Jacques Clauzel s’intéresse de nouveau à la photographie suite à un choc puissant. Un jour, alors qu’il rentrait chez lui, il voit, suspendues à un arbre des grappes de grenades sèches. Elles sont l’image parfaite de ce qu’il a toujours voulu faire apparaître dans son travail. Il ne lui restait plus qu’à les cueillir et les laisser vivre dans son atelier. Il les laisse libres, ainsi pendant une année, et les photographie ensuite sans aucun « effet artistique ». Il ne s’agit pas de montrer une esthétique mais de témoigner de « l’ouvrage du temps ».
Il travaille à partir d’une réalité que l’on n’est pas habitué à voir. « Les règles qui régissent et codifient
le monde de la photographie, tant au point de vue du choix et de l’interprétation du sujet que de la « qualité » du tirage,ne peuvent plus servir ». Les sujets sont ainsi défigurés par la distorsion, par les effets du temps et des éléments, ils ne sont plus identiques à ce, ou à la vision que l’on attend d’eux.
Ils sont eux, différents, dans une vérité nouvelle, et continuent de s’inscrire dans la réalité.
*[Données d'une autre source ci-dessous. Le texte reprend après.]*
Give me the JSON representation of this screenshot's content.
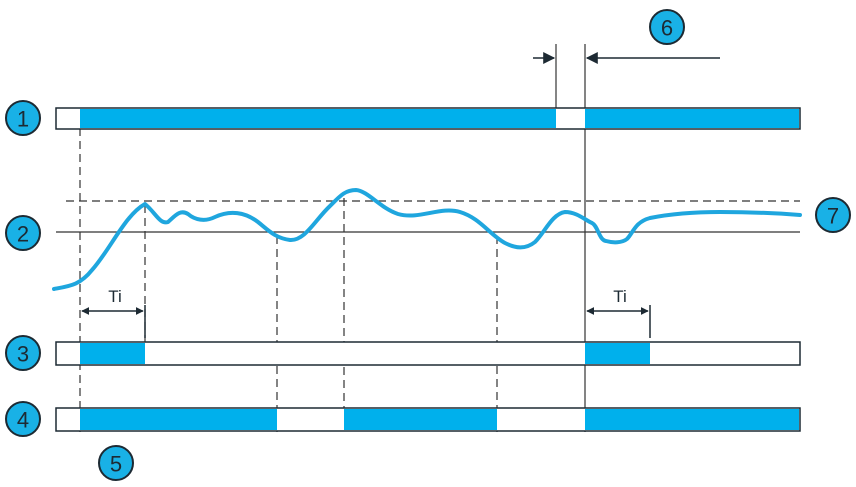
{
  "colors": {
    "bar_fill": "#00b0ec",
    "badge_fill": "#19b1e6",
    "signal_line": "#1fa6de",
    "outline": "#1d2a33"
  },
  "badges": {
    "b1": "1",
    "b2": "2",
    "b3": "3",
    "b4": "4",
    "b5": "5",
    "b6": "6",
    "b7": "7"
  },
  "labels": {
    "ti_first": "Ti",
    "ti_second": "Ti"
  }
}
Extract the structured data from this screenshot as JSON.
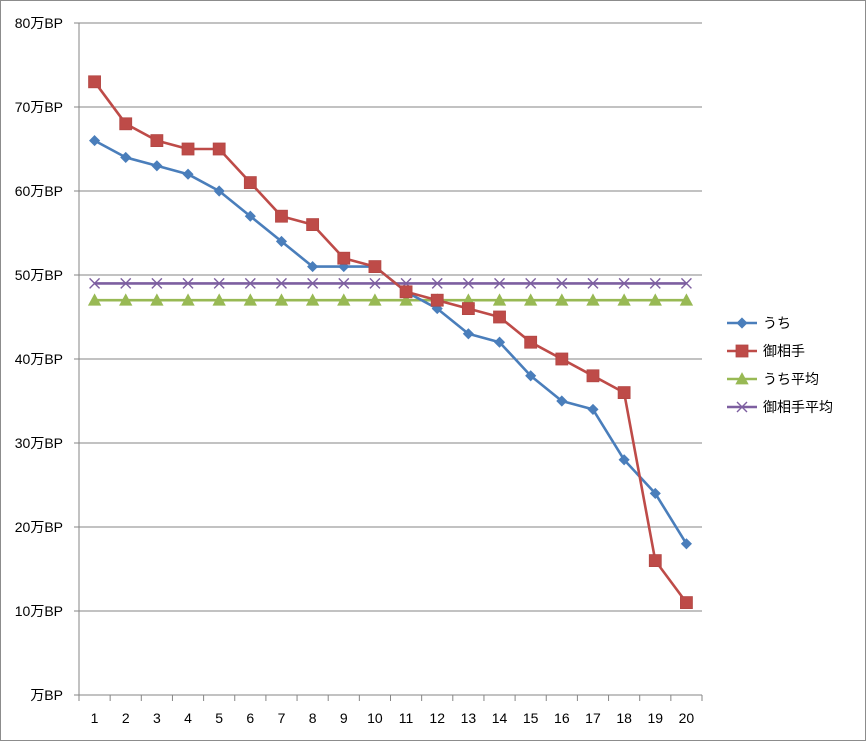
{
  "chart_data": {
    "type": "line",
    "title": "",
    "xlabel": "",
    "ylabel": "",
    "x": [
      1,
      2,
      3,
      4,
      5,
      6,
      7,
      8,
      9,
      10,
      11,
      12,
      13,
      14,
      15,
      16,
      17,
      18,
      19,
      20
    ],
    "ylim": [
      0,
      80
    ],
    "y_ticks": [
      0,
      10,
      20,
      30,
      40,
      50,
      60,
      70,
      80
    ],
    "y_tick_labels": [
      "万BP",
      "10万BP",
      "20万BP",
      "30万BP",
      "40万BP",
      "50万BP",
      "60万BP",
      "70万BP",
      "80万BP"
    ],
    "grid": true,
    "legend_position": "right",
    "series": [
      {
        "name": "うち",
        "color": "#4a7ebb",
        "marker": "diamond",
        "values": [
          66,
          64,
          63,
          62,
          60,
          57,
          54,
          51,
          51,
          51,
          48,
          46,
          43,
          42,
          38,
          35,
          34,
          28,
          24,
          18
        ]
      },
      {
        "name": "御相手",
        "color": "#be4b48",
        "marker": "square",
        "values": [
          73,
          68,
          66,
          65,
          65,
          61,
          57,
          56,
          52,
          51,
          48,
          47,
          46,
          45,
          42,
          40,
          38,
          36,
          16,
          11
        ]
      },
      {
        "name": "うち平均",
        "color": "#98b954",
        "marker": "triangle",
        "values": [
          47,
          47,
          47,
          47,
          47,
          47,
          47,
          47,
          47,
          47,
          47,
          47,
          47,
          47,
          47,
          47,
          47,
          47,
          47,
          47
        ]
      },
      {
        "name": "御相手平均",
        "color": "#7d5fa0",
        "marker": "x",
        "values": [
          49,
          49,
          49,
          49,
          49,
          49,
          49,
          49,
          49,
          49,
          49,
          49,
          49,
          49,
          49,
          49,
          49,
          49,
          49,
          49
        ]
      }
    ]
  }
}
C’est en
cela, parce qu’ils bousculent ainsi les idées reçues, qu’ils parlent à ce qu’il y a de plus intime et de
plus abstrait en nous.
Jacques Clauzel revendique la pluralité de discipline et sa volonté de ne pas être « classé » dans une
seule catégorie artistique. Il travaille régulièrement avec les poètes les plus connus tels que : Andrée CHEDID, Pierre DHAINAUT, Michel BUTOR.
Jacques Clauzel est régulièrement édité et réalise des livres d’artiste qui sont pour lui le prolongement
direct l’exercice artistique.
NB : toutes les citations de Jacques Clauzel sont en italique.